Можно предположить, что некоторые из них, равно как и Есенин, были в какой-то мере связаны с большевистской группой, которая организовалась в университете Шанявского.

"В Народном университете имени Шанявского, - сказано в агентурной записке охранки от 22 января 1914 года, - в настоящее время имеется сорганизованная марксистская группа, которая намерена получить связи с местными рабочими клубами и профессиональными обществами, послав затем в клубы и общества "своих людей" для налаживания в них партийных ячеек"*. Члены большевистской группы университета устанавливают контакт с рядом большевистских групп, существующих в других высших учебных заведениях**. В День рабочей печати 22 апреля 1914 года члены группы распространили среди слушателей листовки, призывавшие к поддержке рабочей печати, и организовали сбор средств в фонд "Правды". В листовке говорилось:

* (Спустя несколько дней в агентурной записке охранки сообщалось: "Группа социал-демократов партийцев, организовавшаяся при университете имени Шанявского, на этих днях направила четырех своих преставителей для партийной работы во 2-е общество торговых служащих" (ЦГИАМ, ф. МОО).)

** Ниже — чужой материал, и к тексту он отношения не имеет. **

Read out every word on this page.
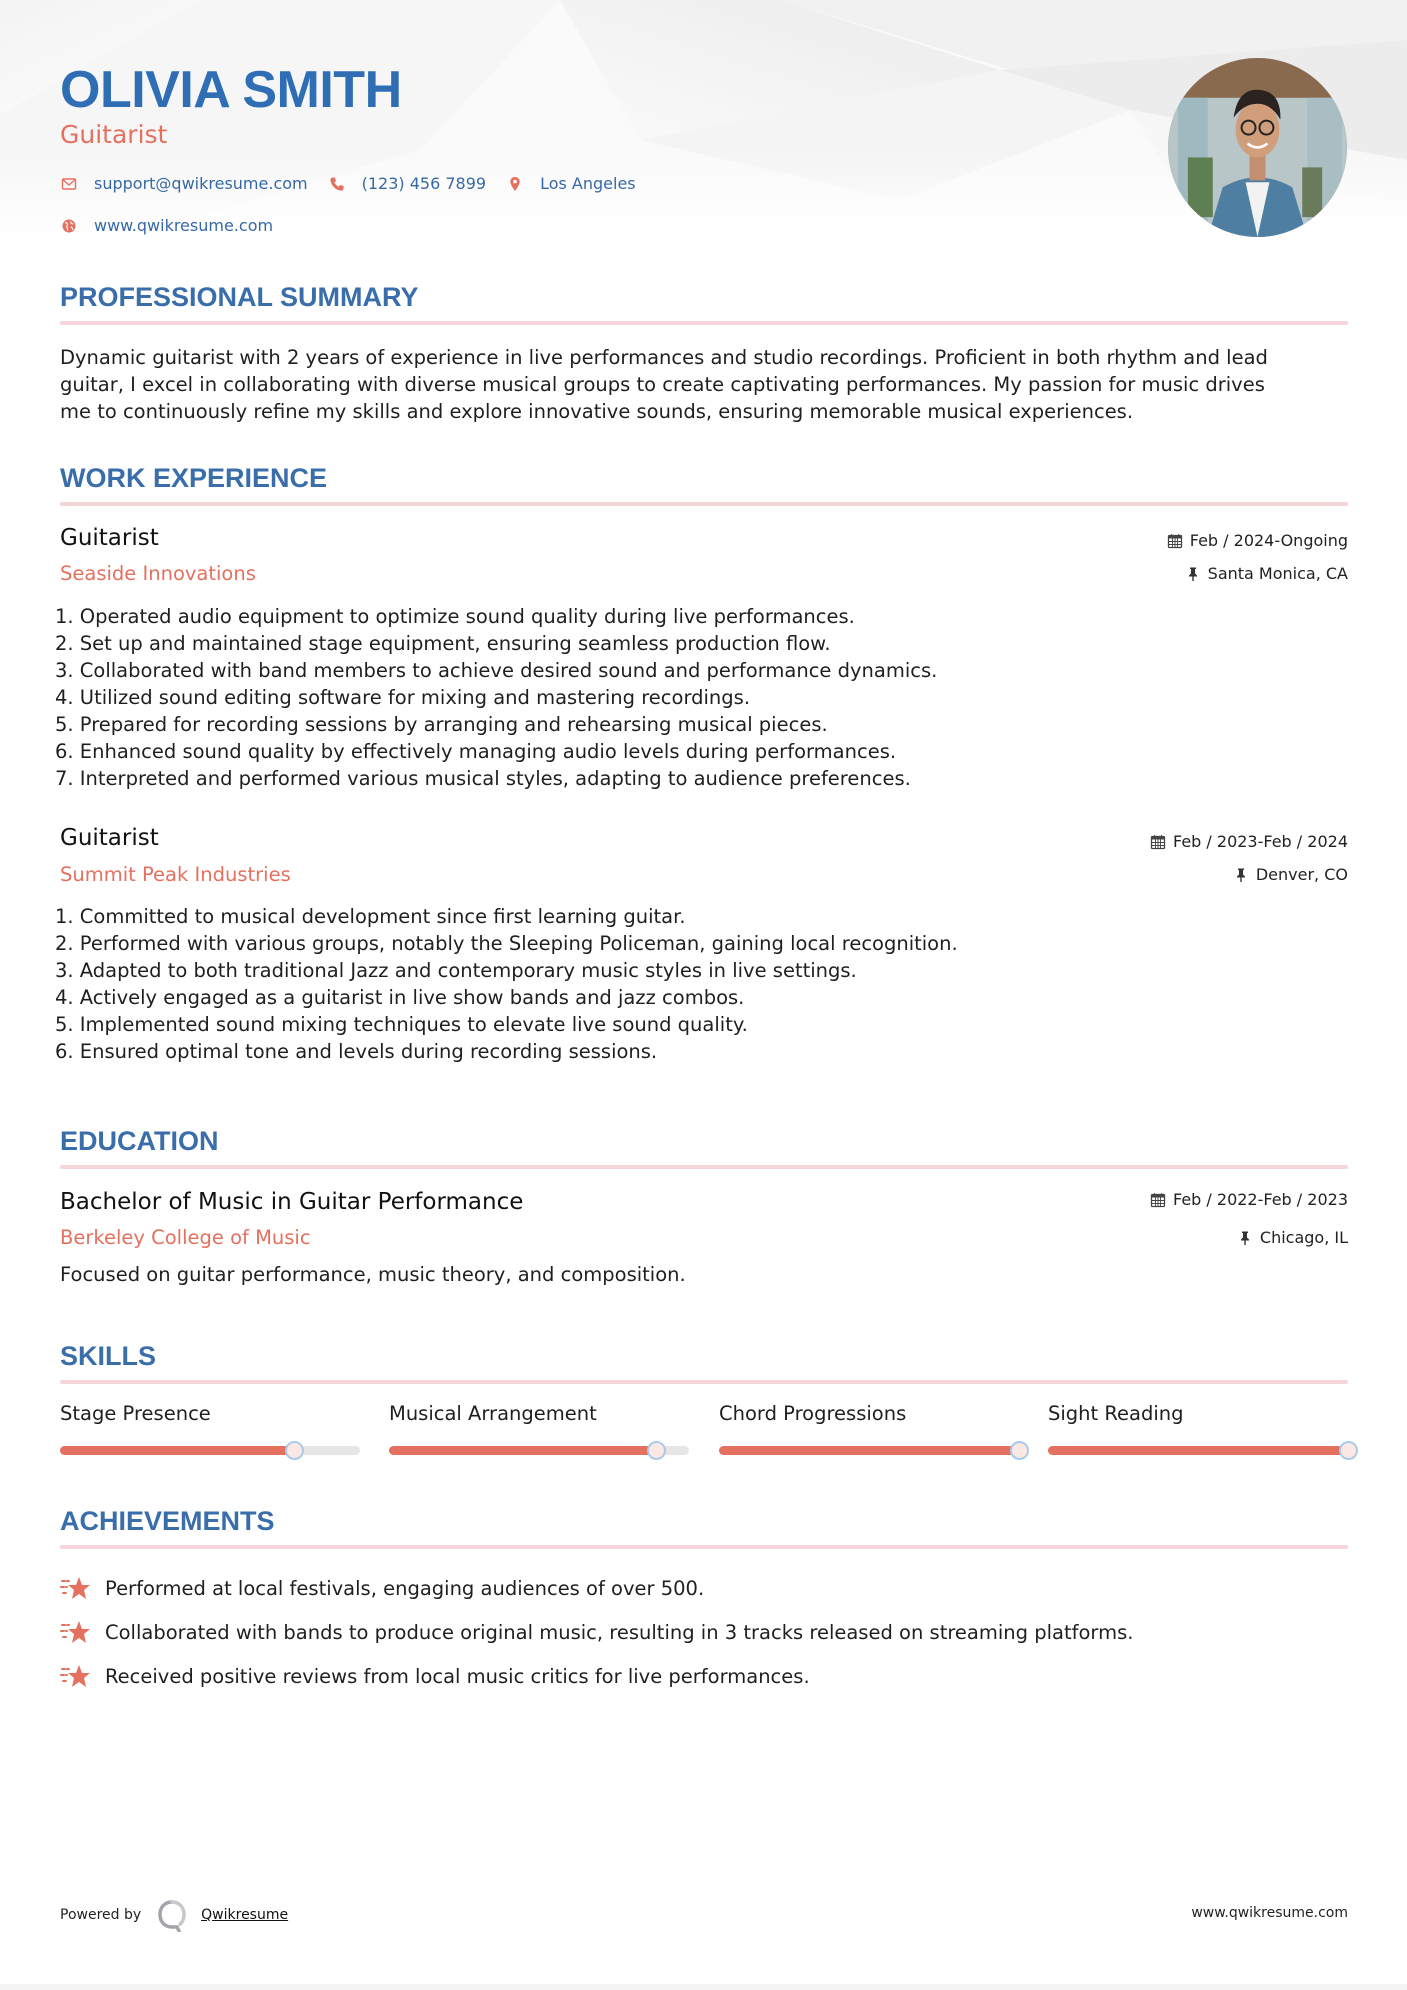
OLIVIA SMITH
Guitarist
support@qwikresume.com	(123) 456 7899	Los Angeles
www.qwikresume.com
PROFESSIONAL SUMMARY
Dynamic guitarist with 2 years of experience in live performances and studio recordings. Proficient in both rhythm and lead
guitar, I excel in collaborating with diverse musical groups to create captivating performances. My passion for music drives
me to continuously refine my skills and explore innovative sounds, ensuring memorable musical experiences.
WORK EXPERIENCE
Guitarist
Seaside Innovations
Feb / 2024-Ongoing
Santa Monica, CA
1. Operated audio equipment to optimize sound quality during live performances.
2. Set up and maintained stage equipment, ensuring seamless production flow.
3. Collaborated with band members to achieve desired sound and performance dynamics.
4. Utilized sound editing software for mixing and mastering recordings.
5. Prepared for recording sessions by arranging and rehearsing musical pieces.
6. Enhanced sound quality by effectively managing audio levels during performances.
7. Interpreted and performed various musical styles, adapting to audience preferences.
Guitarist
Summit Peak Industries
Feb / 2023-Feb / 2024
Denver, CO
1. Committed to musical development since first learning guitar.
2. Performed with various groups, notably the Sleeping Policeman, gaining local recognition.
3. Adapted to both traditional Jazz and contemporary music styles in live settings.
4. Actively engaged as a guitarist in live show bands and jazz combos.
5. Implemented sound mixing techniques to elevate live sound quality.
6. Ensured optimal tone and levels during recording sessions.
EDUCATION
Bachelor of Music in Guitar Performance
Berkeley College of Music
Feb / 2022-Feb / 2023
Chicago, IL
Focused on guitar performance, music theory, and composition.
SKILLS
Stage Presence	Musical Arrangement	Chord Progressions	Sight Reading
ACHIEVEMENTS
Performed at local festivals, engaging audiences of over 500.
Collaborated with bands to produce original music, resulting in 3 tracks released on streaming platforms.
Received positive reviews from local music critics for live performances.
Powered by	Qwikresume	www.qwikresume.com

** ("При Народном университете имени Шанявского имеется вполне определившаяся социал-демократическая группа, стремящаяся связаться с таковыми же группами, существующими при Императорском Московском университете и Московском коммерческом институте", - отмечалось в одном из донесений московской охранки (ЦГАОР, ф. МОО).)

"Товарищи. 22-го апреля 1912 года, ровно два года тому назад, усилиями пролетариата всей России была создана первая русская ежедневная с.-д. рабочая газета "Правда".

С тех пор по всей России звучит бодрое, сильное, свободное слово рабочей печати - яркой выразительницы нужд и запросов всего пролетариата...

Пусть каждый товарищ помнит и знает, что только в свободном государстве возможна свободная наука, а защитница ее рабочая печать.

Пусть же в сегодняшний день - 22-го апреля - в праздник нашей рабочей печати - каждый из нас пожертвует в ее железный фонд...

Сбор будет производиться посредством сумки во время лекции и по подписным листам у товарищей.

Завтра будет в Москве юбилейный номер рабочей газеты "Путь правды". Товарищи, покупайте и распространяйте его.

Группа сознательных марксистов"*.

* (ЦГАОР, ф. МОО.)

А. Р. Изряднова, посещавшая вместе с Есениным Народный университет, вспоминает: "Как в типографии, так и в университете он слыл за передового, посещал собрания, распространял нелегальную литературу"*.

* (Изряднова А. Р. Воспоминания. (Уже упоминавшаяся ранее рукопись.))

* * *

Был в Москве в те годы еще один демократический очаг, к которому всей душой потянулся молодой рязанский поэт, - Суриковский литературно-музыкальный кружок. История этого кружка тесно связана с именем талантливого русского самородка, поэта-крестьянина Ивана Захаровича Сурикова. "Из среды народа, - подчеркивал Горький в "Заметках о мещанстве", - выходили: Ломоносовы, Кольцовы, Никитины, Суриковы..."*

* (Горький М. Собр. соч., т. 23, с. 348.)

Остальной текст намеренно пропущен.